I have a pipe delimited file, which I am bringing in using the input tool and reading it in as a delimited text file.
I need to find all fields with extra white spaces, but when I use REGEX_CountMatches, Nothing is returned. It appears that the white space is cleaned before I even do anything with the file. I am essentially running a data quality check on a file that a partner of ours will be sending us, so I need to be able to find all of the white spaces in the file, so they can correct this before sending it through an automated process.
A | B | C |
1 | 2 | 3 |
I need a way to return the spaces after 1 and the spaces before two, but alteryx is cleaning this up! How do I get Alteryx to keep the spaces??
Solved! Go to Solution.
Hi @MamaGidge
I'm not sure if this is standard behaviour or only happens with pipe delimiters, but you can get around it this way
Change the delimiter in your Input to \0(no delimiter).
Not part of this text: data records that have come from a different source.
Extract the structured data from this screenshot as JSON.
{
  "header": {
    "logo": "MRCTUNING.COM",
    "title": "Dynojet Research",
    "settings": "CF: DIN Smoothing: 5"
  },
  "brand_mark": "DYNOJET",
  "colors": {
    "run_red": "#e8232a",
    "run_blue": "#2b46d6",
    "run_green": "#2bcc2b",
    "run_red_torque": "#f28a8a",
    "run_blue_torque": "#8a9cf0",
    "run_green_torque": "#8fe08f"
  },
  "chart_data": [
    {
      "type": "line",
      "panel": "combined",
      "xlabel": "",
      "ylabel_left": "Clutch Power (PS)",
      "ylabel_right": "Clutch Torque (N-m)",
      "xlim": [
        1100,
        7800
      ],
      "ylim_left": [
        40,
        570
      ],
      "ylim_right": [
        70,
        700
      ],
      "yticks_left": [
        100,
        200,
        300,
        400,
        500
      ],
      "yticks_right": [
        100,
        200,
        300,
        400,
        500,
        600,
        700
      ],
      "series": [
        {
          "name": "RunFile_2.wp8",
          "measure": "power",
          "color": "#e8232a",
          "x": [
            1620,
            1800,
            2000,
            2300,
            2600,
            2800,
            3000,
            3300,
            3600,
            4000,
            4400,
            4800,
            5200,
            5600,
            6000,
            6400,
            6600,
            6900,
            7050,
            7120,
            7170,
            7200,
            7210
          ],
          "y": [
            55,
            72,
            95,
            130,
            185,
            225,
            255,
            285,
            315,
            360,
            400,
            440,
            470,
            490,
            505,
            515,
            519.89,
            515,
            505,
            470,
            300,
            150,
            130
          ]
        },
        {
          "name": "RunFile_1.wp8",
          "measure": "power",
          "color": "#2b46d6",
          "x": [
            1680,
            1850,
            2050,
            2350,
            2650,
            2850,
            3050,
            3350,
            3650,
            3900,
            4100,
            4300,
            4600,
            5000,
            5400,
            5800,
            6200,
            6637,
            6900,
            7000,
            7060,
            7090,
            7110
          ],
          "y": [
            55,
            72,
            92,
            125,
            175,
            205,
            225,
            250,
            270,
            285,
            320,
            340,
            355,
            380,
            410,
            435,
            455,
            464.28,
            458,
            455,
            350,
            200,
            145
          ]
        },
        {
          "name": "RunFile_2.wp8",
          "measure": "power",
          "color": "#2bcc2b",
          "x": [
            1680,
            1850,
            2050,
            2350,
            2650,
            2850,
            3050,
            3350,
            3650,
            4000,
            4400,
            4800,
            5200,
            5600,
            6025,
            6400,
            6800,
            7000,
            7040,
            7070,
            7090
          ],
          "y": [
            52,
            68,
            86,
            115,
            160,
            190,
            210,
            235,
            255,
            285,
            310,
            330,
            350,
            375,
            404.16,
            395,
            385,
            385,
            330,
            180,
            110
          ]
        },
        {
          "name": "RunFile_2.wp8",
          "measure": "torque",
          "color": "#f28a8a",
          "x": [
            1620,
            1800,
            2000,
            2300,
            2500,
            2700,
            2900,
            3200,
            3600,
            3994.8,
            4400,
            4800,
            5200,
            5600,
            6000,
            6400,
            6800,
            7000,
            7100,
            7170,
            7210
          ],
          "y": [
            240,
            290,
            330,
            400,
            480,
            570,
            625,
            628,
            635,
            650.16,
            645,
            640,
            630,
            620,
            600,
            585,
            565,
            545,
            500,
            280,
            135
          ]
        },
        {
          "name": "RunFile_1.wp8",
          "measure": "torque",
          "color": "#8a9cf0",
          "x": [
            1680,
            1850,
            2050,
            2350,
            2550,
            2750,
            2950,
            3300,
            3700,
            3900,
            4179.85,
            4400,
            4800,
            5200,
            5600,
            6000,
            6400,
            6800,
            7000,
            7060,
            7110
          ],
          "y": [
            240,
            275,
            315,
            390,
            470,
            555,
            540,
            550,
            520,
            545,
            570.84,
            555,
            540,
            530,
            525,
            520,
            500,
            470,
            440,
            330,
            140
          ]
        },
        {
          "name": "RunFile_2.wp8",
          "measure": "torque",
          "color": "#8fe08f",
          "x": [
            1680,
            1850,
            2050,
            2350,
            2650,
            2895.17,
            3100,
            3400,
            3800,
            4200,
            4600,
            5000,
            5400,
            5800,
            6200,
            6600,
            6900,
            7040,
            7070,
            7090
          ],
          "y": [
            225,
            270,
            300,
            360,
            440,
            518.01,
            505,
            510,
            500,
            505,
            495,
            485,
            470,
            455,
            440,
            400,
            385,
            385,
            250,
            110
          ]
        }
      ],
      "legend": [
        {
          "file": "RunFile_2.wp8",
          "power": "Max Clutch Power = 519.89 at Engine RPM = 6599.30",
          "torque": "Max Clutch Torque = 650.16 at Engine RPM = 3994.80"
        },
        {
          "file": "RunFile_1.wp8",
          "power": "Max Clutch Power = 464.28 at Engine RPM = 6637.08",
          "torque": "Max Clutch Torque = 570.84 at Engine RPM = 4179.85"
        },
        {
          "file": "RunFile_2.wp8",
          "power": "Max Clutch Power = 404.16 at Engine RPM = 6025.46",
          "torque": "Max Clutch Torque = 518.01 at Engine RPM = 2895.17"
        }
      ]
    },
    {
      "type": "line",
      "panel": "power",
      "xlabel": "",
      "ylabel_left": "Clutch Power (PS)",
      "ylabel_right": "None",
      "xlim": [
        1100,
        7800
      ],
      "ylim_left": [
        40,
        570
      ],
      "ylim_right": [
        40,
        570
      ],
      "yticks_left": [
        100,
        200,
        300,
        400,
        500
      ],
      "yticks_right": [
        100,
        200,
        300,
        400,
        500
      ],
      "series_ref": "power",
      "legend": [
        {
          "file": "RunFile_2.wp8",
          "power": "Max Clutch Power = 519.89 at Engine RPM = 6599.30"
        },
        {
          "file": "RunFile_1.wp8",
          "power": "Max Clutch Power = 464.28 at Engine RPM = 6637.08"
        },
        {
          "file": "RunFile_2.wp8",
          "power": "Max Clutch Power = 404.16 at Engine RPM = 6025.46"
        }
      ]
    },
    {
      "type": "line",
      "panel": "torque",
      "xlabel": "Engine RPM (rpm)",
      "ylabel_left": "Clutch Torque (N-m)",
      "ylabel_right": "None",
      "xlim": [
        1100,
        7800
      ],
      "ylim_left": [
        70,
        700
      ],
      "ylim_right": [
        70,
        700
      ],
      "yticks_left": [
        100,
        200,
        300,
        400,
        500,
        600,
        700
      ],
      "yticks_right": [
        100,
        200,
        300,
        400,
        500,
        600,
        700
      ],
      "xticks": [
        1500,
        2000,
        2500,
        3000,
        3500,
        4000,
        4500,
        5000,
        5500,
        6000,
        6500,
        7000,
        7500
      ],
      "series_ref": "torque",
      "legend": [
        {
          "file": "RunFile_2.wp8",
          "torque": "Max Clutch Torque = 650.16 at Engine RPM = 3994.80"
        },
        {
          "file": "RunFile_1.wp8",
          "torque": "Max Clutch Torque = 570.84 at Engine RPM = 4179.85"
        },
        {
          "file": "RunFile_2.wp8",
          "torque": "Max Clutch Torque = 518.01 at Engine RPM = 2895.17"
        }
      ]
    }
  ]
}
Then split the field on the pipe and use a dynamic rename to get the field names
Edit: I checked with other delimiters and this behaviour occurs in all cases. According to the main wiki article on CSV, removing the leading and trailing spaces makes this implementation non-compliant with RFC-4180. It may be something you want to bring up as an issue.
Dan
Hi @MamaGidge
Interesting point.
A workaround would be using no delimiters (actually, \0 delimiter) and Text to Columns right after, but this would take extra work, since you would have to use a fixed number of columns or to do some tranposing if you split to rows.
Cheers,
Hey @MamaGidge
Try this:
Import the file with no delimiters and then use text to columns to seperate out the data
Hi @MamaGidge
If you read the file in without a delimiter (use \0 instead of |) and then use a Text to Column tool to parse the file using the pipe, both the leading and the trailing white space will be persisted.
Hope that helps!
Michal
Thanks! This did work. I had to make one change. Since the actual file I am working has 87 columns, I had to change the field length in the input file. Without changing the field length, I was losing more than half of my header fields.